Because to the site on the far end, it would appear the request came
from somewhere it didn't, effectively hiding the real source of the
request. This probably explains it better:
-----
When an honest site initiates a request to a dishonest site (for
example because the user followed a hyperlink), the dishonest site
can redirect the request back to the honest site. If the redirected
request carries the same Origin header as the original request, the
request will implicate the honest site as generating the request.
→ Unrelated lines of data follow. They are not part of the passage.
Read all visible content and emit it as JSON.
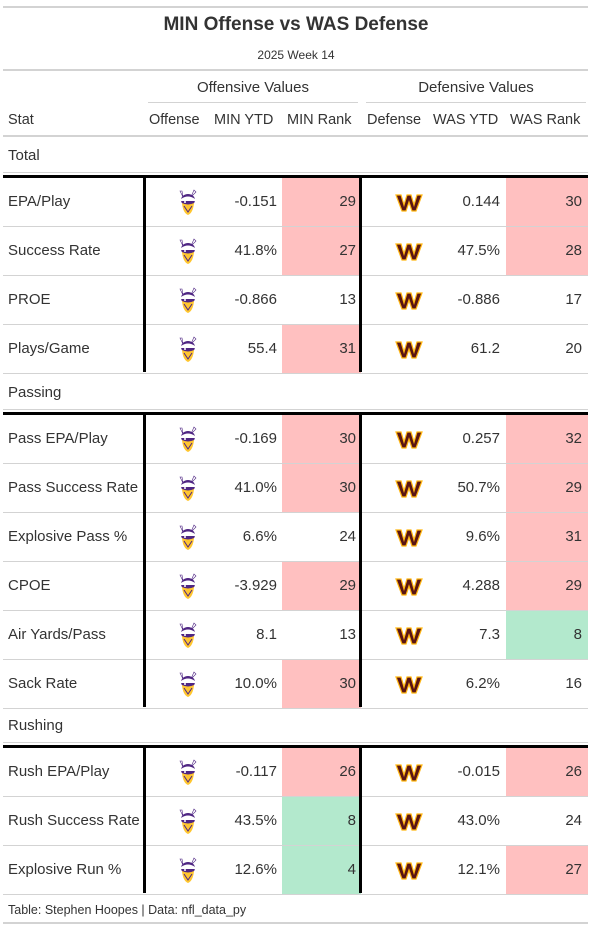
{
  "title": "MIN Offense vs WAS Defense",
  "subtitle": "2025 Week 14",
  "spanners": {
    "offense": "Offensive Values",
    "defense": "Defensive Values"
  },
  "columns": {
    "stat": "Stat",
    "offense": "Offense",
    "min_ytd": "MIN YTD",
    "min_rank": "MIN Rank",
    "defense": "Defense",
    "was_ytd": "WAS YTD",
    "was_rank": "WAS Rank"
  },
  "colors": {
    "bad": "#ffc0c0",
    "good": "#b3e9cd",
    "vikings_purple": "#4f2683",
    "vikings_gold": "#ffc62f",
    "commanders_burgundy": "#5a1414",
    "commanders_gold": "#ffb612"
  },
  "sections": [
    {
      "label": "Total",
      "rows": [
        {
          "stat": "EPA/Play",
          "min_ytd": "-0.151",
          "min_rank": "29",
          "min_rank_color": "bad",
          "was_ytd": "0.144",
          "was_rank": "30",
          "was_rank_color": "bad"
        },
        {
          "stat": "Success Rate",
          "min_ytd": "41.8%",
          "min_rank": "27",
          "min_rank_color": "bad",
          "was_ytd": "47.5%",
          "was_rank": "28",
          "was_rank_color": "bad"
        },
        {
          "stat": "PROE",
          "min_ytd": "-0.866",
          "min_rank": "13",
          "min_rank_color": "none",
          "was_ytd": "-0.886",
          "was_rank": "17",
          "was_rank_color": "none"
        },
        {
          "stat": "Plays/Game",
          "min_ytd": "55.4",
          "min_rank": "31",
          "min_rank_color": "bad",
          "was_ytd": "61.2",
          "was_rank": "20",
          "was_rank_color": "none"
        }
      ]
    },
    {
      "label": "Passing",
      "rows": [
        {
          "stat": "Pass EPA/Play",
          "min_ytd": "-0.169",
          "min_rank": "30",
          "min_rank_color": "bad",
          "was_ytd": "0.257",
          "was_rank": "32",
          "was_rank_color": "bad"
        },
        {
          "stat": "Pass Success Rate",
          "min_ytd": "41.0%",
          "min_rank": "30",
          "min_rank_color": "bad",
          "was_ytd": "50.7%",
          "was_rank": "29",
          "was_rank_color": "bad"
        },
        {
          "stat": "Explosive Pass %",
          "min_ytd": "6.6%",
          "min_rank": "24",
          "min_rank_color": "none",
          "was_ytd": "9.6%",
          "was_rank": "31",
          "was_rank_color": "bad"
        },
        {
          "stat": "CPOE",
          "min_ytd": "-3.929",
          "min_rank": "29",
          "min_rank_color": "bad",
          "was_ytd": "4.288",
          "was_rank": "29",
          "was_rank_color": "bad"
        },
        {
          "stat": "Air Yards/Pass",
          "min_ytd": "8.1",
          "min_rank": "13",
          "min_rank_color": "none",
          "was_ytd": "7.3",
          "was_rank": "8",
          "was_rank_color": "good"
        },
        {
          "stat": "Sack Rate",
          "min_ytd": "10.0%",
          "min_rank": "30",
          "min_rank_color": "bad",
          "was_ytd": "6.2%",
          "was_rank": "16",
          "was_rank_color": "none"
        }
      ]
    },
    {
      "label": "Rushing",
      "rows": [
        {
          "stat": "Rush EPA/Play",
          "min_ytd": "-0.117",
          "min_rank": "26",
          "min_rank_color": "bad",
          "was_ytd": "-0.015",
          "was_rank": "26",
          "was_rank_color": "bad"
        },
        {
          "stat": "Rush Success Rate",
          "min_ytd": "43.5%",
          "min_rank": "8",
          "min_rank_color": "good",
          "was_ytd": "43.0%",
          "was_rank": "24",
          "was_rank_color": "none"
        },
        {
          "stat": "Explosive Run %",
          "min_ytd": "12.6%",
          "min_rank": "4",
          "min_rank_color": "good",
          "was_ytd": "12.1%",
          "was_rank": "27",
          "was_rank_color": "bad"
        }
      ]
    }
  ],
  "footer": "Table: Stephen Hoopes | Data: nfl_data_py",
  "icons": {
    "offense": "vikings-logo-icon",
    "defense": "commanders-logo-icon"
  }
}
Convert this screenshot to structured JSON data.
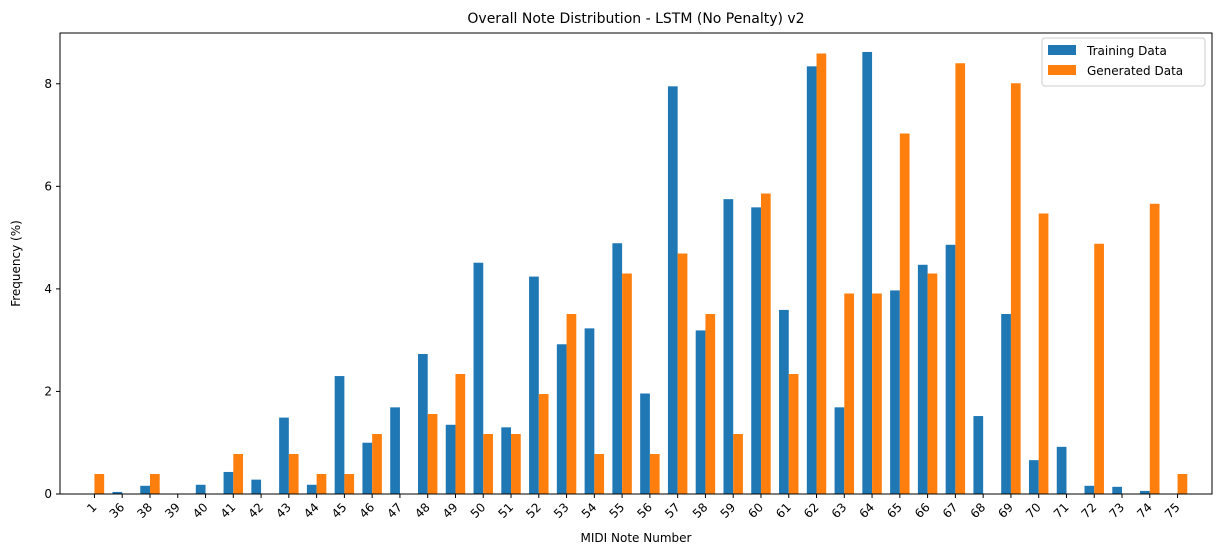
{
  "chart_data": {
    "type": "bar",
    "title": "Overall Note Distribution - LSTM (No Penalty) v2",
    "xlabel": "MIDI Note Number",
    "ylabel": "Frequency (%)",
    "ylim": [
      0,
      8.99
    ],
    "yticks": [
      0,
      2,
      4,
      6,
      8
    ],
    "grid": false,
    "legend_position": "top-right",
    "categories": [
      "1",
      "36",
      "38",
      "39",
      "40",
      "41",
      "42",
      "43",
      "44",
      "45",
      "46",
      "47",
      "48",
      "49",
      "50",
      "51",
      "52",
      "53",
      "54",
      "55",
      "56",
      "57",
      "58",
      "59",
      "60",
      "61",
      "62",
      "63",
      "64",
      "65",
      "66",
      "67",
      "68",
      "69",
      "70",
      "71",
      "72",
      "73",
      "74",
      "75"
    ],
    "series": [
      {
        "name": "Training Data",
        "color": "#1f77b4",
        "values": [
          0,
          0.04,
          0.16,
          0,
          0.18,
          0.43,
          0.28,
          1.49,
          0.18,
          2.3,
          1.0,
          1.69,
          2.73,
          1.35,
          4.51,
          1.3,
          4.24,
          2.92,
          3.23,
          4.89,
          1.96,
          7.95,
          3.19,
          5.75,
          5.59,
          3.59,
          8.34,
          1.69,
          8.62,
          3.97,
          4.47,
          4.86,
          1.52,
          3.51,
          0.66,
          0.92,
          0.16,
          0.14,
          0.06,
          0
        ]
      },
      {
        "name": "Generated Data",
        "color": "#ff7f0e",
        "values": [
          0.39,
          0,
          0.39,
          0,
          0,
          0.78,
          0,
          0.78,
          0.39,
          0.39,
          1.17,
          0,
          1.56,
          2.34,
          1.17,
          1.17,
          1.95,
          3.51,
          0.78,
          4.3,
          0.78,
          4.69,
          3.51,
          1.17,
          5.86,
          2.34,
          8.59,
          3.91,
          3.91,
          7.03,
          4.3,
          8.4,
          0,
          8.01,
          5.47,
          0,
          4.88,
          0,
          5.66,
          0.39
        ]
      }
    ]
  }
}
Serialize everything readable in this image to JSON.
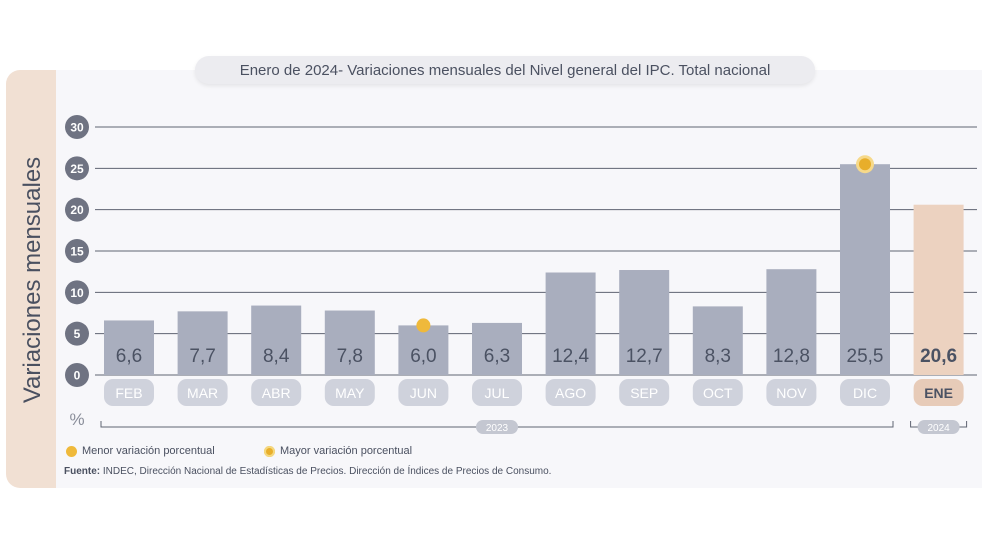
{
  "chart_data": {
    "type": "bar",
    "title_date": "Enero de 2024",
    "title_rest": " - Variaciones mensuales del Nivel general del IPC. Total nacional",
    "ylabel": "Variaciones mensuales",
    "unit": "%",
    "ylim": [
      0,
      30
    ],
    "yticks": [
      "0",
      "5",
      "10",
      "15",
      "20",
      "25",
      "30"
    ],
    "categories": [
      "FEB",
      "MAR",
      "ABR",
      "MAY",
      "JUN",
      "JUL",
      "AGO",
      "SEP",
      "OCT",
      "NOV",
      "DIC",
      "ENE"
    ],
    "values": [
      6.6,
      7.7,
      8.4,
      7.8,
      6.0,
      6.3,
      12.4,
      12.7,
      8.3,
      12.8,
      25.5,
      20.6
    ],
    "value_labels": [
      "6,6",
      "7,7",
      "8,4",
      "7,8",
      "6,0",
      "6,3",
      "12,4",
      "12,7",
      "8,3",
      "12,8",
      "25,5",
      "20,6"
    ],
    "year_groups": [
      {
        "label": "2023",
        "categories": [
          "FEB",
          "MAR",
          "ABR",
          "MAY",
          "JUN",
          "JUL",
          "AGO",
          "SEP",
          "OCT",
          "NOV",
          "DIC"
        ]
      },
      {
        "label": "2024",
        "categories": [
          "ENE"
        ]
      }
    ],
    "highlight": "ENE",
    "min_marker": "JUN",
    "max_marker": "DIC",
    "grid": true,
    "colors": {
      "bar": "#a9aebe",
      "highlight_bar": "#ecd2c0",
      "label": "#4b5263",
      "marker": "#efb93b",
      "axis_pill": "#cfd2dc",
      "highlight_pill": "#e7cbb8"
    }
  },
  "legend": {
    "min_label": "Menor variación porcentual",
    "max_label": "Mayor variación porcentual"
  },
  "source": {
    "label": "Fuente:",
    "text": " INDEC, Dirección Nacional de Estadísticas de Precios. Dirección de Índices de Precios de Consumo."
  }
}
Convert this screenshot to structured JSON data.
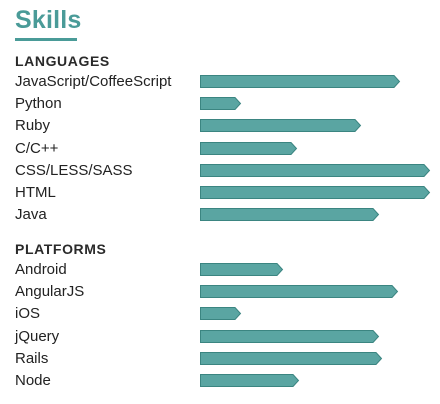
{
  "title": "Skills",
  "colors": {
    "accent": "#4a9b98",
    "bar_fill": "#5aa5a2",
    "bar_stroke": "#3b8581"
  },
  "sections": [
    {
      "heading": "LANGUAGES",
      "skills": [
        {
          "name": "JavaScript/CoffeeScript",
          "level": 0.87
        },
        {
          "name": "Python",
          "level": 0.18
        },
        {
          "name": "Ruby",
          "level": 0.7
        },
        {
          "name": "C/C++",
          "level": 0.42
        },
        {
          "name": "CSS/LESS/SASS",
          "level": 1.0
        },
        {
          "name": "HTML",
          "level": 1.0
        },
        {
          "name": "Java",
          "level": 0.78
        }
      ]
    },
    {
      "heading": "PLATFORMS",
      "skills": [
        {
          "name": "Android",
          "level": 0.36
        },
        {
          "name": "AngularJS",
          "level": 0.86
        },
        {
          "name": "iOS",
          "level": 0.18
        },
        {
          "name": "jQuery",
          "level": 0.78
        },
        {
          "name": "Rails",
          "level": 0.79
        },
        {
          "name": "Node",
          "level": 0.43
        }
      ]
    }
  ]
}
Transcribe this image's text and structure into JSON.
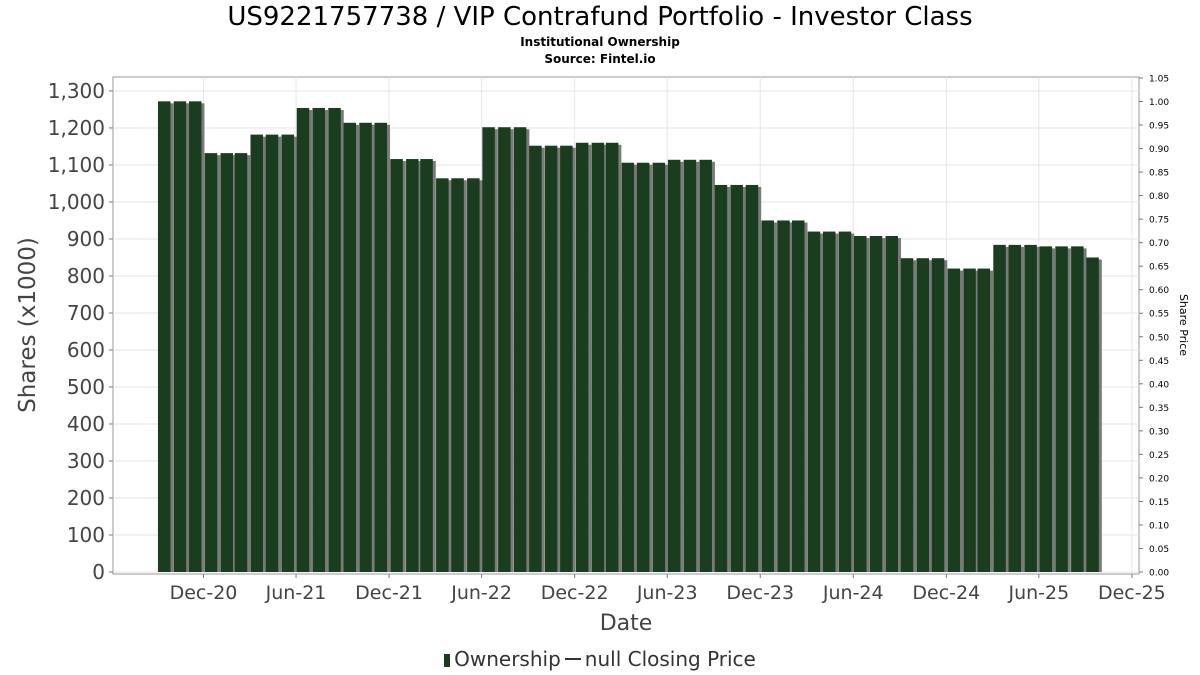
{
  "header": {
    "title": "US9221757738 / VIP Contrafund Portfolio - Investor Class",
    "subtitle": "Institutional Ownership",
    "source": "Source: Fintel.io"
  },
  "legend": {
    "ownership": "Ownership",
    "price": "null Closing Price"
  },
  "colors": {
    "bar": "#1a3d1f",
    "bar_shadow": "#7a7a7a",
    "grid": "#e6e6e6"
  },
  "chart_data": {
    "type": "bar",
    "title": "US9221757738 / VIP Contrafund Portfolio - Investor Class",
    "xlabel": "Date",
    "ylabel": "Shares (x1000)",
    "y2label": "Share Price",
    "ylim": [
      0,
      1335
    ],
    "y2lim": [
      0,
      1.05
    ],
    "x_range": [
      "2020-06-06",
      "2025-12-15"
    ],
    "grid": true,
    "legend_position": "bottom",
    "y_ticks": [
      "0",
      "100",
      "200",
      "300",
      "400",
      "500",
      "600",
      "700",
      "800",
      "900",
      "1,000",
      "1,100",
      "1,200",
      "1,300"
    ],
    "y2_ticks": [
      "0.00",
      "0.05",
      "0.10",
      "0.15",
      "0.20",
      "0.25",
      "0.30",
      "0.35",
      "0.40",
      "0.45",
      "0.50",
      "0.55",
      "0.60",
      "0.65",
      "0.70",
      "0.75",
      "0.80",
      "0.85",
      "0.90",
      "0.95",
      "1.00",
      "1.05"
    ],
    "x_ticks": [
      "Dec-20",
      "Jun-21",
      "Dec-21",
      "Jun-22",
      "Dec-22",
      "Jun-23",
      "Dec-23",
      "Jun-24",
      "Dec-24",
      "Jun-25",
      "Dec-25"
    ],
    "series": [
      {
        "name": "Ownership",
        "x": [
          "2020-09-30",
          "2020-10-31",
          "2020-11-30",
          "2020-12-31",
          "2021-01-31",
          "2021-02-28",
          "2021-03-31",
          "2021-04-30",
          "2021-05-31",
          "2021-06-30",
          "2021-07-31",
          "2021-08-31",
          "2021-09-30",
          "2021-10-31",
          "2021-11-30",
          "2021-12-31",
          "2022-01-31",
          "2022-02-28",
          "2022-03-31",
          "2022-04-30",
          "2022-05-31",
          "2022-06-30",
          "2022-07-31",
          "2022-08-31",
          "2022-09-30",
          "2022-10-31",
          "2022-11-30",
          "2022-12-31",
          "2023-01-31",
          "2023-02-28",
          "2023-03-31",
          "2023-04-30",
          "2023-05-31",
          "2023-06-30",
          "2023-07-31",
          "2023-08-31",
          "2023-09-30",
          "2023-10-31",
          "2023-11-30",
          "2023-12-31",
          "2024-01-31",
          "2024-02-29",
          "2024-03-31",
          "2024-04-30",
          "2024-05-31",
          "2024-06-30",
          "2024-07-31",
          "2024-08-31",
          "2024-09-30",
          "2024-10-31",
          "2024-11-30",
          "2024-12-31",
          "2025-01-31",
          "2025-02-28",
          "2025-03-31",
          "2025-04-30",
          "2025-05-31",
          "2025-06-30",
          "2025-07-31",
          "2025-08-31",
          "2025-09-30"
        ],
        "values": [
          1272,
          1272,
          1272,
          1132,
          1132,
          1132,
          1182,
          1182,
          1182,
          1254,
          1254,
          1254,
          1214,
          1214,
          1214,
          1116,
          1116,
          1116,
          1064,
          1064,
          1064,
          1202,
          1202,
          1202,
          1152,
          1152,
          1152,
          1160,
          1160,
          1160,
          1106,
          1106,
          1106,
          1114,
          1114,
          1114,
          1046,
          1046,
          1046,
          950,
          950,
          950,
          920,
          920,
          920,
          908,
          908,
          908,
          848,
          848,
          848,
          820,
          820,
          820,
          884,
          884,
          884,
          880,
          880,
          880,
          850
        ]
      }
    ]
  }
}
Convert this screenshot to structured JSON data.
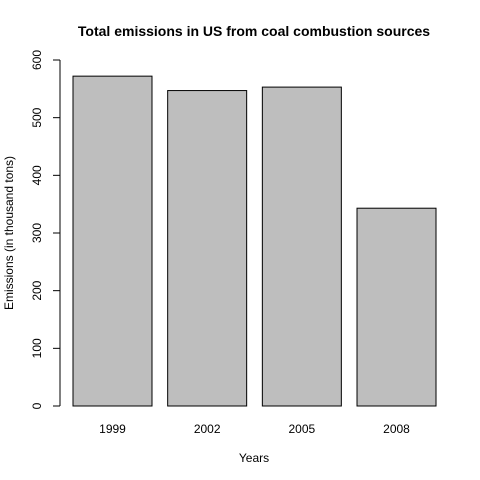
{
  "chart_data": {
    "type": "bar",
    "title": "Total emissions in US from coal combustion sources",
    "xlabel": "Years",
    "ylabel": "Emissions (in thousand tons)",
    "categories": [
      "1999",
      "2002",
      "2005",
      "2008"
    ],
    "values": [
      572,
      547,
      553,
      343
    ],
    "ylim": [
      0,
      600
    ],
    "yticks": [
      0,
      100,
      200,
      300,
      400,
      500,
      600
    ],
    "grid": false,
    "bar_color": "#bebebe"
  }
}
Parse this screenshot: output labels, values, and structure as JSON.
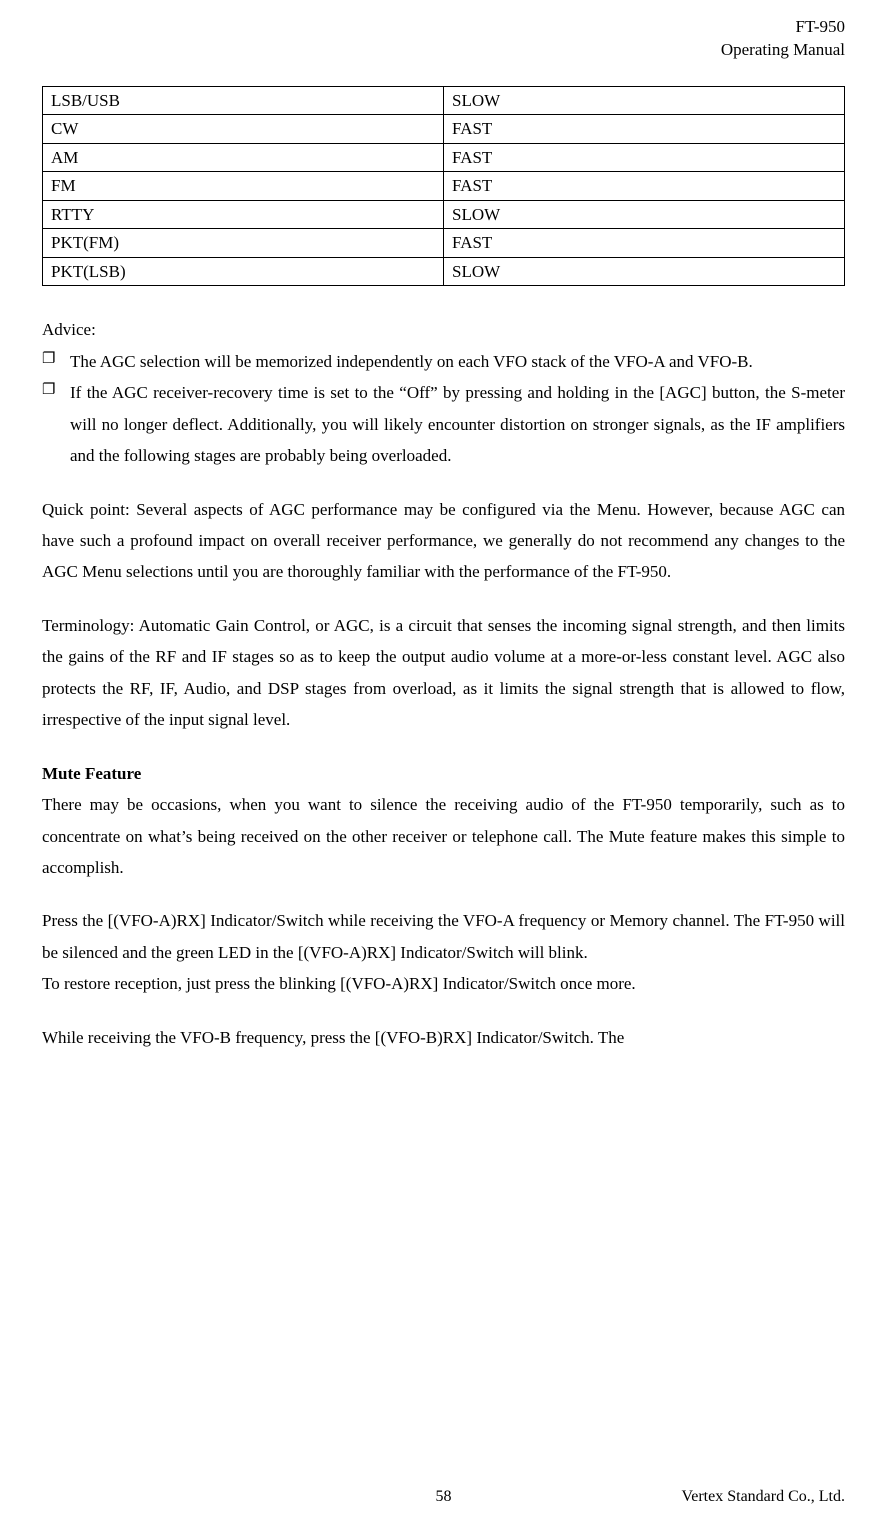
{
  "header": {
    "model": "FT-950",
    "doc_type": "Operating Manual"
  },
  "agc_table": {
    "rows": [
      [
        "LSB/USB",
        "SLOW"
      ],
      [
        "CW",
        "FAST"
      ],
      [
        "AM",
        "FAST"
      ],
      [
        "FM",
        "FAST"
      ],
      [
        "RTTY",
        "SLOW"
      ],
      [
        "PKT(FM)",
        "FAST"
      ],
      [
        "PKT(LSB)",
        "SLOW"
      ]
    ]
  },
  "advice": {
    "label": "Advice:",
    "items": [
      "The AGC selection will be memorized independently on each VFO stack of the VFO-A and VFO-B.",
      "If the AGC receiver-recovery time is set to the “Off” by pressing and holding in the [AGC] button, the S-meter will no longer deflect. Additionally, you will likely encounter distortion on stronger signals, as the IF amplifiers and the following stages are probably being overloaded."
    ]
  },
  "quick_point": "Quick point: Several aspects of AGC performance may be configured via the Menu. However, because AGC can have such a profound impact on overall receiver performance, we generally do not recommend any changes to the AGC Menu selections until you are thoroughly familiar with the performance of the FT-950.",
  "terminology": "Terminology: Automatic Gain Control, or AGC, is a circuit that senses the incoming signal strength, and then limits the gains of the RF and IF stages so as to keep the output audio volume at a more-or-less constant level. AGC also protects the RF, IF, Audio, and DSP stages from overload, as it limits the signal strength that is allowed to flow, irrespective of the input signal level.",
  "mute": {
    "heading": "Mute Feature",
    "intro": "There may be occasions, when you want to silence the receiving audio of the FT-950 temporarily, such as to concentrate on what’s being received on the other receiver or telephone call. The Mute feature makes this simple to accomplish.",
    "press_a": "Press the [(VFO-A)RX] Indicator/Switch while receiving the VFO-A frequency or Memory channel. The FT-950 will be silenced and the green LED in the [(VFO-A)RX] Indicator/Switch will blink.",
    "restore": "To restore reception, just press the blinking [(VFO-A)RX] Indicator/Switch once more.",
    "press_b": "While receiving the VFO-B frequency, press the [(VFO-B)RX] Indicator/Switch. The"
  },
  "footer": {
    "page": "58",
    "company": "Vertex Standard Co., Ltd."
  }
}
To
protect the honest site, the user agent replaces the Origin header
with null, so a conforming server will not modify state in response
to a redirect.
http://crypto.stanford.edu/websec/specs/origin-header/
-----
So one thing to keep in mind is that any POST-based form would not be
vulnerable to this kind of attack unless the victim site actually
submits a form to an untrusted site. There is no way for a GET request
to be redirected to a POST, and it seems to me the practice of Site A
submitting a form to untrusted site B is likely to be quite rare and
easily avoidable.
Furthermore, HTML5 specifies that the XXX-Origin (or whatever it might
get renamed to) header should not be sent for GET requests, the only
kind of request where it would plausibly help anything.
Thus, the difference in behavior of the CSRF-prevention Origin does
not do any good, and so we may as well use just one Origin header.